Edito
17H58 - jeudi 16 janvier 2025

L’heure des otages. L’édito de Michel Taube

 

Voilà des mois que l’Etat d’Israël aurait dû donner la priorité absolue à la libération du plus grand nombre d’otages détenus par le Hamas et ses affidés dans la bande de Gaza. Il était jusqu’à présent dans l’ADN et les valeurs de l’Etat d’Israël de tout faire pour libérer des citoyens israéliens détenus par ses ennemis.

Depuis quinze mois, le gouvernement Netanyahou s’est donné comme priorité non pas de venger le crime contre l’humanité du 7 octobre mais de détruire la puissance du Hamas, organisation théocratique et terroriste qui gangrène la Palestine depuis maintenant bientôt vingt ans. Sur ce point, Israël a marqué des points, de même qu’au Sud-Liban avec le Hezbollah. Mais il faut reconnaître que la bête immonde est loin d’être abattue.
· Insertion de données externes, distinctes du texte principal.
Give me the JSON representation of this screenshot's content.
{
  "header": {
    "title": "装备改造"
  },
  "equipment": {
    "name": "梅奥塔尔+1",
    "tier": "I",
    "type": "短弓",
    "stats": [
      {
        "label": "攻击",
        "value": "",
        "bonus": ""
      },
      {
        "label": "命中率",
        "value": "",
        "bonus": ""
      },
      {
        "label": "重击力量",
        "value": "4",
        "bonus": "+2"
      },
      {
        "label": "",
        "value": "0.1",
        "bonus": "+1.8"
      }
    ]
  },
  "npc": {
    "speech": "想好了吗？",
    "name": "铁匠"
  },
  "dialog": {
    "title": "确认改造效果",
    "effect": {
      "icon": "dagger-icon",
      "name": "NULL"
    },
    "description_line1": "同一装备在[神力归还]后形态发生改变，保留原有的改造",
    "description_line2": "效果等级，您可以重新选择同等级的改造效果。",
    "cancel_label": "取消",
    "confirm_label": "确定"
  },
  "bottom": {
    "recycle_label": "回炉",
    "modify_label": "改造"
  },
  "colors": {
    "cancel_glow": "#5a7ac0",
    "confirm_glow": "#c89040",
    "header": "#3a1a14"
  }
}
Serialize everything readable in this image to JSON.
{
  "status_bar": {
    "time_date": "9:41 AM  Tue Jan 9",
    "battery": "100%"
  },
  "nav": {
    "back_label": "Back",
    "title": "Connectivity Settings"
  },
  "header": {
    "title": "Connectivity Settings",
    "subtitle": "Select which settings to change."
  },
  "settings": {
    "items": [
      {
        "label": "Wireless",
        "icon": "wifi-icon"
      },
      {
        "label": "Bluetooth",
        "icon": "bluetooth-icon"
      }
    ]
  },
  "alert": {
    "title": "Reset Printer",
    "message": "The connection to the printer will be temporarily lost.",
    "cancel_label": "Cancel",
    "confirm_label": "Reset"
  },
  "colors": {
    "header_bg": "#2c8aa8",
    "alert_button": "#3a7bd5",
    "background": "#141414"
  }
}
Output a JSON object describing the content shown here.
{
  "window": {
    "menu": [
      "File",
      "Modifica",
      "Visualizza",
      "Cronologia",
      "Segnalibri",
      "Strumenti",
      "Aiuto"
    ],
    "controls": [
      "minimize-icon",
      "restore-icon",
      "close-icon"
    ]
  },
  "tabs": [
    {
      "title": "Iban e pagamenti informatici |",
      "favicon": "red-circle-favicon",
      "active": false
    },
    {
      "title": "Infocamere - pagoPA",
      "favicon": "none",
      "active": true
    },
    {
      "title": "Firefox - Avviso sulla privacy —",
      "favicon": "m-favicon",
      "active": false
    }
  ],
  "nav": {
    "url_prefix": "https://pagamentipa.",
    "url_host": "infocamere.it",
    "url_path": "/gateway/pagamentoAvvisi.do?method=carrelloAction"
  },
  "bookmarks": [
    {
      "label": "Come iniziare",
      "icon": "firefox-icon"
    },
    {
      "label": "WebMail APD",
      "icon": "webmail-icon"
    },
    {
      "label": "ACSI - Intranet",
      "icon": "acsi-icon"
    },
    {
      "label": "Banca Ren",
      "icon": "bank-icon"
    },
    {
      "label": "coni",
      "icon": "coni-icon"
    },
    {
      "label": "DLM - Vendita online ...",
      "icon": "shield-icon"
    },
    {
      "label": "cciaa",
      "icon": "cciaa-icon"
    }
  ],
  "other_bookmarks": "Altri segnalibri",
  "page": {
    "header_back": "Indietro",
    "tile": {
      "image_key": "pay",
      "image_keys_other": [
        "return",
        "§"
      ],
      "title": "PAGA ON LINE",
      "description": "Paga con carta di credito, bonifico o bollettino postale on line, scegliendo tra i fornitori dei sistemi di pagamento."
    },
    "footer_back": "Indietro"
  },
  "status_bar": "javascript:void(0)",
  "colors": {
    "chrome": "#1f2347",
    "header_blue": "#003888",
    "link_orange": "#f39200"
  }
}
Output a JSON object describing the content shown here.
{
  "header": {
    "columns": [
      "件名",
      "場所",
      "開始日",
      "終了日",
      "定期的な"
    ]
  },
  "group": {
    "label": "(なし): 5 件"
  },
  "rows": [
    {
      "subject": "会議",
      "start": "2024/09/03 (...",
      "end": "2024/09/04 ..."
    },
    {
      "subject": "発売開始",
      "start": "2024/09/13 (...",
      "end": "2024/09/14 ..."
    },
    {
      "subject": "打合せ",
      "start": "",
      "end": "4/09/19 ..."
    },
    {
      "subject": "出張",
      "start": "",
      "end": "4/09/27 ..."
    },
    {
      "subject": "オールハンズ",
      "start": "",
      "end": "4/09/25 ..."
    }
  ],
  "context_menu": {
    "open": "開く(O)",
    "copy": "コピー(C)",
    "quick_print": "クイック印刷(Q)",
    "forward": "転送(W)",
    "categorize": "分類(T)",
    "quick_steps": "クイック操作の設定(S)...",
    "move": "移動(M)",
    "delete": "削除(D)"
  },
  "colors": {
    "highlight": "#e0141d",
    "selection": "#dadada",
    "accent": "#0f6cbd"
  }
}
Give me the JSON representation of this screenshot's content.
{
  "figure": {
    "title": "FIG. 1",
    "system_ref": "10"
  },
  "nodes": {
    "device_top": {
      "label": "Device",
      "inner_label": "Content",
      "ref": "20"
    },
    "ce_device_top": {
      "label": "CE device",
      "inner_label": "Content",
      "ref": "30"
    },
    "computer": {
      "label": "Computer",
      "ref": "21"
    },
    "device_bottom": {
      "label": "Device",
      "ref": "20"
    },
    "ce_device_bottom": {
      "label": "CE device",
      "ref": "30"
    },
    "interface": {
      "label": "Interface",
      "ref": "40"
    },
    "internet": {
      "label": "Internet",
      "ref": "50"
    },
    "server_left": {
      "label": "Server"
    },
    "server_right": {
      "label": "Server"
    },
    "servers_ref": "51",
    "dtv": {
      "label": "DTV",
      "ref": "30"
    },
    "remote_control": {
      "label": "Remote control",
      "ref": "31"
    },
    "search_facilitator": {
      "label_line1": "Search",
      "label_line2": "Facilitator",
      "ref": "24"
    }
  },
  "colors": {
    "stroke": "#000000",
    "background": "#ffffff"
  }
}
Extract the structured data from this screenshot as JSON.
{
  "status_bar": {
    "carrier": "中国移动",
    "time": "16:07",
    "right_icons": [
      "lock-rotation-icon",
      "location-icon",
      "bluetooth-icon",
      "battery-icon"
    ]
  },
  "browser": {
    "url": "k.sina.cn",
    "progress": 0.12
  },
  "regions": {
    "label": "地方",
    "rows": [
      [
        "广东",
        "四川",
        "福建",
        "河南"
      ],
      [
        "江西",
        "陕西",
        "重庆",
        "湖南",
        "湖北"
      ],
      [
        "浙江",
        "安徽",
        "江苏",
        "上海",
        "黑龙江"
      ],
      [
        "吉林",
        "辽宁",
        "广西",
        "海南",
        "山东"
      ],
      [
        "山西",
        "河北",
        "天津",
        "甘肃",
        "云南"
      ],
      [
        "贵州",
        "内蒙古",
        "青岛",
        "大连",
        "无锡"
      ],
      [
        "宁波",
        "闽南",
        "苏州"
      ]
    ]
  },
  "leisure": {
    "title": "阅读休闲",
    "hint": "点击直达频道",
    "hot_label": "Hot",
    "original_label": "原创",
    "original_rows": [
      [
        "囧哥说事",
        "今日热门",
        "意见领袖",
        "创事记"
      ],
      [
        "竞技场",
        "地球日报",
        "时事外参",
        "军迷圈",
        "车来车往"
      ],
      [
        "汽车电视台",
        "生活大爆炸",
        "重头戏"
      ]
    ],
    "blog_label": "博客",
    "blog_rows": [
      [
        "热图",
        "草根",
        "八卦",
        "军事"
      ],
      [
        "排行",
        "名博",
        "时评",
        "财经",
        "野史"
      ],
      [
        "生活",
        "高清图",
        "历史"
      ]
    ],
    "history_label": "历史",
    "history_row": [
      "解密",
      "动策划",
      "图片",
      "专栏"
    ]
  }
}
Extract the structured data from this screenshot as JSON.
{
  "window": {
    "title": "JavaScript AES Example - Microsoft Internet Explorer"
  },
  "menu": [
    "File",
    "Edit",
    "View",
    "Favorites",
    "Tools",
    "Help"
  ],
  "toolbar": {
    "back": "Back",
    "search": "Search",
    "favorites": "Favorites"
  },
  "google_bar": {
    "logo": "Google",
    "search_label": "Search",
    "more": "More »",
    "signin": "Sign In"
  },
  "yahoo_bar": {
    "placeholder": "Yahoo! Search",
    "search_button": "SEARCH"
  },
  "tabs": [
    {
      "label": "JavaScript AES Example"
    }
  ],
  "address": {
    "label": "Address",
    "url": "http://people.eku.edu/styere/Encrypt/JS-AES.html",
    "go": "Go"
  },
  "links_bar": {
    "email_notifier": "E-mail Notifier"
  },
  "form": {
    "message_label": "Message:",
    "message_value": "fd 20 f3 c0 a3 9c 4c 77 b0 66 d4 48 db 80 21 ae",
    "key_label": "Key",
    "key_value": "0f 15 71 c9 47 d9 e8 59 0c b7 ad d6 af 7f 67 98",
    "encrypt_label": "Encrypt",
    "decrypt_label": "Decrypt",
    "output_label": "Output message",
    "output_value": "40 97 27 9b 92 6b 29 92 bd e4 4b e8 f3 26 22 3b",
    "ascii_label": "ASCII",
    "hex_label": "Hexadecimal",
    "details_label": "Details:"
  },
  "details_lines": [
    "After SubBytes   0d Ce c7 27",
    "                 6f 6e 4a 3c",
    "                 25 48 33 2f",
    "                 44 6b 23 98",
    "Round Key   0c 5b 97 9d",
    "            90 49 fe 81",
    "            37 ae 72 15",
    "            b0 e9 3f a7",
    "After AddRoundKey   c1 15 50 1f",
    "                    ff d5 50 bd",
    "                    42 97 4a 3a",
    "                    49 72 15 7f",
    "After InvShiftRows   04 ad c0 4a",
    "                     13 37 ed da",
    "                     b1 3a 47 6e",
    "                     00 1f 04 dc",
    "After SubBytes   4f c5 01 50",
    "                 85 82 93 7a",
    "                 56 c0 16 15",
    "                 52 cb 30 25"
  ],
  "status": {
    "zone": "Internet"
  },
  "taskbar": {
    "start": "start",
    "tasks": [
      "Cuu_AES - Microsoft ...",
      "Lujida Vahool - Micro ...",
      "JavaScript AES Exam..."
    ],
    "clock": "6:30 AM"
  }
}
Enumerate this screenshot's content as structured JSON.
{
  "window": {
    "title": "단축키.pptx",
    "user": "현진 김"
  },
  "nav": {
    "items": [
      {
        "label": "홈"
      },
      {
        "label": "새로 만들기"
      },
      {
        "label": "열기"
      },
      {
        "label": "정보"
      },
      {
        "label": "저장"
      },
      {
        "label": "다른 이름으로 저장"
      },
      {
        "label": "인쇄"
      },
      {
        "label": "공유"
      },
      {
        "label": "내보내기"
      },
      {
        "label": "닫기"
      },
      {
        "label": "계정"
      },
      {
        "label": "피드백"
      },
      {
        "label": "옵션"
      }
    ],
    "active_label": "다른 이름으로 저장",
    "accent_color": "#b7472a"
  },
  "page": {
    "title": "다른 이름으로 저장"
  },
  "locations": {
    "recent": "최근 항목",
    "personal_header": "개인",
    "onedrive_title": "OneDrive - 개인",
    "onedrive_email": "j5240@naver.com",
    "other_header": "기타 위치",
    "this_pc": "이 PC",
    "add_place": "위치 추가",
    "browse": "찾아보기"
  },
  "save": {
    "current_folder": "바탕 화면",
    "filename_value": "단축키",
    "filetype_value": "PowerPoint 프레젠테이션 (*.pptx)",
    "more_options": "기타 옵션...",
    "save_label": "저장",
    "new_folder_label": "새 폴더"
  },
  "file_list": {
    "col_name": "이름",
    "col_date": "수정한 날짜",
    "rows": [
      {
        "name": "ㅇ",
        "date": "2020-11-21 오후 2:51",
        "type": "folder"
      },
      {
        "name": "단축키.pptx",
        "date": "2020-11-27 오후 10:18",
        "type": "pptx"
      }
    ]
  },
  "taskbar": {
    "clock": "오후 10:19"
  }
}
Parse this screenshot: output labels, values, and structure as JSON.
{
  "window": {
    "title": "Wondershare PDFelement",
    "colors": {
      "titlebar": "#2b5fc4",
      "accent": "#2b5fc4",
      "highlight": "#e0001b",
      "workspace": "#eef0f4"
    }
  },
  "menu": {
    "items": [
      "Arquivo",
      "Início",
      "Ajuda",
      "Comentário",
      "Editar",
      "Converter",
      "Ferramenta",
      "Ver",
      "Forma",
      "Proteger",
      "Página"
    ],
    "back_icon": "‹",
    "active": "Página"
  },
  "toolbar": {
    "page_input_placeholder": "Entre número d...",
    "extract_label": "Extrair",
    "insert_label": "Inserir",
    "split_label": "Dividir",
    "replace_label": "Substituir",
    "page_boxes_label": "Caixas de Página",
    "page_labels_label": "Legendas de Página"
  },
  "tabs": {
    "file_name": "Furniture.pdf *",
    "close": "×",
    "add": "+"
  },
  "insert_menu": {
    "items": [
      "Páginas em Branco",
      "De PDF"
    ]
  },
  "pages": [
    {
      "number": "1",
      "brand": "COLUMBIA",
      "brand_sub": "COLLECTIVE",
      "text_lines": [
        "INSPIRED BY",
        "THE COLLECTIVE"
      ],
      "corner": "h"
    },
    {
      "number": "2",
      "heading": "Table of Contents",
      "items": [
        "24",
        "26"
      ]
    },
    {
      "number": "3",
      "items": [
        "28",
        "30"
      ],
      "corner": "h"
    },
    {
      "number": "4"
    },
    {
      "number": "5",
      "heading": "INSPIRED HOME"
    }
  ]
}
La signature d’un accord aussi fragile qu’ambitieux de trêve puis de tentative de sortie de crise entre le Hamas et Israël pourrait être perçue comme un aveu de faiblesse par ceux qui veulent en finir définitivement avec le Hamas. Il est probable en effet que l’étonnant calendrier de cet accord de cessez-le-feu, notamment dans ses phases 2 et 3, relance le Hamas sur les scènes palestinienne et internationale.

De même, le chantage sur les noms et les délais de libération des 33 premiers otages est aussi quelque part une tragique et sanglante victoire pour le Hamas. Libérer des femmes et des enfants au compte-goutte, créer un séquençage des libérations au jour le jour pendant 42 interminables journées, avec son lot de souffrances et de pleurs qui s’enchaîneront presque quotidiennement, c’est quelque part céder à la cruauté de la politique telle que l’entendent les partenaires du Hamas. Les termes de cet accord créent un ascenseur émotionnel qui fragilisera la société israélienne.

 

Mais malgré ces inquiétudes, il faut bien se dire que si les 96 otages israéliens ne sont pas libérés maintenant ou dans les jours et les semaines qui viennent, il est à craindre qu’ils ne le soient jamais.

La libération des otages et une urgence humanitaire et civilisationnelle.

Combien d’entre eux sont-ils déjà morts ? Nul ne le sait ! Même le ministre français des Affaires étrangères (et alors même que la France s’est largement rangée dans le camp des partisans d’une approche strictement humanitaire d’un conflit pourtant profondément politique) ne sait pas si les deux otages franco-israéliens, Ofer Kalderon et Ohad Yahalomi, sont encore en vie.

Avec cet accord nous revient en tête le syndrome Gilad Shalit : ce soldat franco-israélien a été libéré en 2011, après 5 longues années de détention, contre 1027 prisonniers palestiniens. Parmi eux, Yahya Sinwar put reprendre son combat politique jusqu’à fomenter la journée sordide du 7 octobre 2023 et prendre la tête du Hamas, avant d’être éliminé par Israël. Mais le soldat Gilad Shalit est bien vivant et c’est la fierté d’Israël d’avoir sauvé un des siens.

L’attitude de Donald Trump dans la signature de cet accord annonce également la couleur : si le prochain président des États-Unis était seulement la caricature qu’il donne de lui-même, il n’aurait jamais accepté qu’un tel accord soit signé sous l’administration Biden et offre à ce dernier une telle victoire diplomatique.

En participant main dans la main aux négociations de ces dernières semaines, Donald Trump se révèle beaucoup plus nuancé que ce qu’ont espéré ses alliés naturels les plus radicaux : il est fort à parier qu’avec Trump, Benyamin Netanyahou aura la vie dure.

Car le 47ème président des Etats-Unis, comme il l’avait déjà prouvé lors de son premier mandat de président de la République américaine, n’aime pas la guerre, n’aime pas les conflits armés et sera prêt à toutes les pressions sur ses alliés naturels comme Israël pour pouvoir obtenir une paix armée, quitte à contraindre les uns et les autres à des concessions douloureuses.

Mais en attendant ces circonvolutions politiques, espérons enfin la libération prochaine du plus grand nombre possible d’otages.